Open Letter to Jim Leyland

Last may, we made a decision to no longer wear our Tigers hat in public again until Jim Leyland was no longer the manager of the Detroit Tigers. It looks like that isn't going to happen any time soon, so the hat will head back into rotation on an interim basis. But in the meantime, we have a couple requests for the skipper:

- Keep moving guys around to find their comfort zone. You have a knack for solving personnel problems and getting the right guys in the right positions. Very much a positive aspect of your tenure here in Detroit. But. . .

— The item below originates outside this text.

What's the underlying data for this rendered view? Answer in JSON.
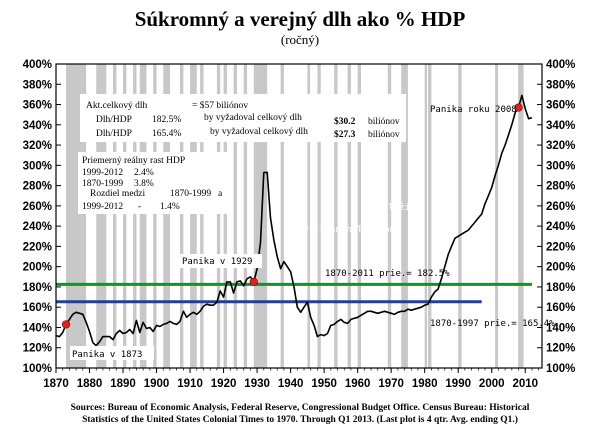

- The Tigers at the plate have a top 10 if not a top 5 offense. Please do not hog-tie it by bunting while down a run in the 4th inning. Jim, you have no idea how many runs the other team will end up with, please do not prevent run scoring for the sake of a 4th inning tie.

- You have no closer. This is actually a good thing. Learn that a closer is not the only guy in the bull pen who can handle the "pressure" of the 9th inning. Sometimes, Jim, facing 3-4-5 in the 8th is more important, and worthy of your top reliever, than facing 6-7-8, just because it happens to be the 9th inning.

- Enough with the LOOGY (Lefty One Out GuY). Your best reliever last season was Bobby Seay, but you refused to use him for more than the one lefty you had him warm up for. Here's a tip: when you did actually leave him in, he was better against rightys than leftys. And a 0.010 benefit from the RHP vs RHH does not overcome the 0.100 drop in talent when you go to someone else.

- Pitch counts. Use them. Know them. Live them. I realize this one will be the hardest to understand, but sending a guy out there to throw 130 pitches every five days does take a toll. It is documented. I know- they used to do it back in the day. But those pitchers, even from the 70's were not facing the batters 1 through 9 they see today. Every pitch is a big one, and it is also proven that pressure pitches take a larger toll than non-pressure pitches.

The Tigers entered play last season prohibitive favorites to win the Central, and finished last. This is directly attributable to the management of the team on the field, costing them countless runs in games that were winnable. The Central is very winnable this season, but they cannot be giving up runs at the plate, and making poor pitching decisions in the late innings.